19 September 2007

reason, passion, and rasa

This excerpt from Gibran's The Prophet was at the bottom of a friend's email and the words resonated with me. I am sorry to say that for all my spiritual reading over the years, I've never read The Prophet. It was a very popular book back in the day when I was a young hippie chick in high school, but I've always walked to the beat of a different drummer and if someone turned right, I turned left (no pun intended.) There were books that I refused to read because everyone else was reading them, such as the Carlos Casteneda books about Don Juan and the Lord of the Ring books. I think you can guess that I don't read the books Oprah tells me to read. This hippie girl was reading the Beat Poets, Alan Watts, and trying to decipher Zen koans.

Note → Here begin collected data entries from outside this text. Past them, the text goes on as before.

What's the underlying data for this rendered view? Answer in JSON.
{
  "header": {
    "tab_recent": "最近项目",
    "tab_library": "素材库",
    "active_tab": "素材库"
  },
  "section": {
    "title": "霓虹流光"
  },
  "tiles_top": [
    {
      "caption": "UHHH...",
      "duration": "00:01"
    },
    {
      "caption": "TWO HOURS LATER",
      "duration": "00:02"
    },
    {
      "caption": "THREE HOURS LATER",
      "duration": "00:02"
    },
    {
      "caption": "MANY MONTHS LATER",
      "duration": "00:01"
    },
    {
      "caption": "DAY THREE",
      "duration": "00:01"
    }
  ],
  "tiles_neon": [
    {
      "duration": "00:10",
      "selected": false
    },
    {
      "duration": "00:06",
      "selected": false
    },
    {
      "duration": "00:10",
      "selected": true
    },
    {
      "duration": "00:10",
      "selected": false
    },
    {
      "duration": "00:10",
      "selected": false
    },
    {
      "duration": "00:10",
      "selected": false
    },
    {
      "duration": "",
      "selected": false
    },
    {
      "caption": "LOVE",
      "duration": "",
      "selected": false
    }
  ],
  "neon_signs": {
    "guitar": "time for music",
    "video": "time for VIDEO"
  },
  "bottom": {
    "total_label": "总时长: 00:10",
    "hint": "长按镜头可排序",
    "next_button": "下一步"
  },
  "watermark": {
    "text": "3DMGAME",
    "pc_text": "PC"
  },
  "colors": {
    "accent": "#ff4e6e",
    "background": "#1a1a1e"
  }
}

So when I read this excerpt I had to dig deeper and read the entire passage. My life up to this point has been a mish-mash of reason and passion. Yes, life needs to be about balance and as yogis this is how we are "supposed" to live our lives. But the older I get, the more I lean toward passion. Not overwhelmingly so that it would make my life spin out of control, but as my teacher Gehlek Rimpoche says, there is nothing wrong with passion -- it's the clinging to it, the attachment to it, that causes our problems. And that's where reason comes in. Knowing when to detach from the outcome, knowing when to let go, knowing how clinging creates our own suffering, and then in that knowledge finding liberation and transformation.

I watched a program the other day with Dr. Christiane Northrup who wrote The Wisdom of Menopause and I loved when she said that the peri- and postmenopausal years of a woman's life can be a re-birth, that during these years a woman can give birth to herself. Unfortunately, many women do not choose to "re-birth" themselves. To me, it's all about having passion in and for life and not being afraid of it. Not running from the sensations of your passions but embracing them and using them to enliven your entire being to keep your life juicy and sweet. Using your rasa to touch your inner soul and becoming a Rasa Devi.

The Sanskrit word rasa has two meanings. Literally it means sap, juice, or fluid. The secondary meaning is extract. In Ayurveda rasa means the vital juice that the digestive system extracts from food to be converted into blood, flesh, bones, marrow, fat, and sperm. In other words, the extract that gives birth to our vital energies. In spiritual terms rasa means Divine Nectar - the taste of enlightenment.

I choose to be a Rasa Devi, resting in reason, moving in passion.



And the priestess spoke again and said:
"Speak to us of Reason and Passion."

And he answered, saying: Your soul is oftentimes a battlefield, upon which your reason and your judgment wage war against your passion and your appetite. Would that I could be the peacemaker in your soul, that I might turn the discord and the rivalry of your elements into oneness and melody. But how shall I, unless you yourselves be also the peacemakers, nay, the lovers of all your elements?

Your reason and your passion are the rudder and the sails of your seafaring soul. If either your sails or your rudder be broken, you can but toss and drift, or else be held at a standstill in mid-seas. For reason, ruling alone, is a force confining; and passion, unattended, is a flame that burns to its own destruction. Therefore let your soul exalt your reason to the height of passion, that it may sing.

And let it direct your passion with reason, that your passion may live through its own daily resurrection, and like the phoenix rise above its own ashes.

I would have you consider your judgment and your appetite even as you would two loved guests in your house. Surely you would not honour one guest above the other; for he who is more mindful of one loses the love and the faith of both. Among the hills, when you sit in the cool shade of the white poplars, sharing the peace and serenity of distant fields and meadows-then let your heart say in silence, "God rests in reason." And when the storm comes, and the mighty wind shakes the forest, and thunder and lightning proclaim the majesty of the sky, then let your heart say in awe, "God moves in passion."

And since you are a breath in God's sphere, and a leaf in God's forest, you too should rest in reason and move in passion.


Anonymous said...

It's a beautiful thing when a women "of a certain age" is reborn. It seems to me it has a lot to do with letting go of others' expectations, stepping out of boxes. And embracing passion!

I love YOUR passion, it comes right through the words you write.

Thank you.

Fran said...

I agree with gartenfische completely. Being a woman of a certain age as well, I find there is a lot of truth in what you say and have read Northrup and others too.

You do have such passion and it is beautiful; I am honored to be able to visit this blog and be a part of your world.

And the Prophet is one of my all time favorites, ever. I loved your description of yourself and I had a mental image of you turning left and right, in contrast to the crowds!

Linda-Sama said...

thank you for your compliments my sisters of a certain age!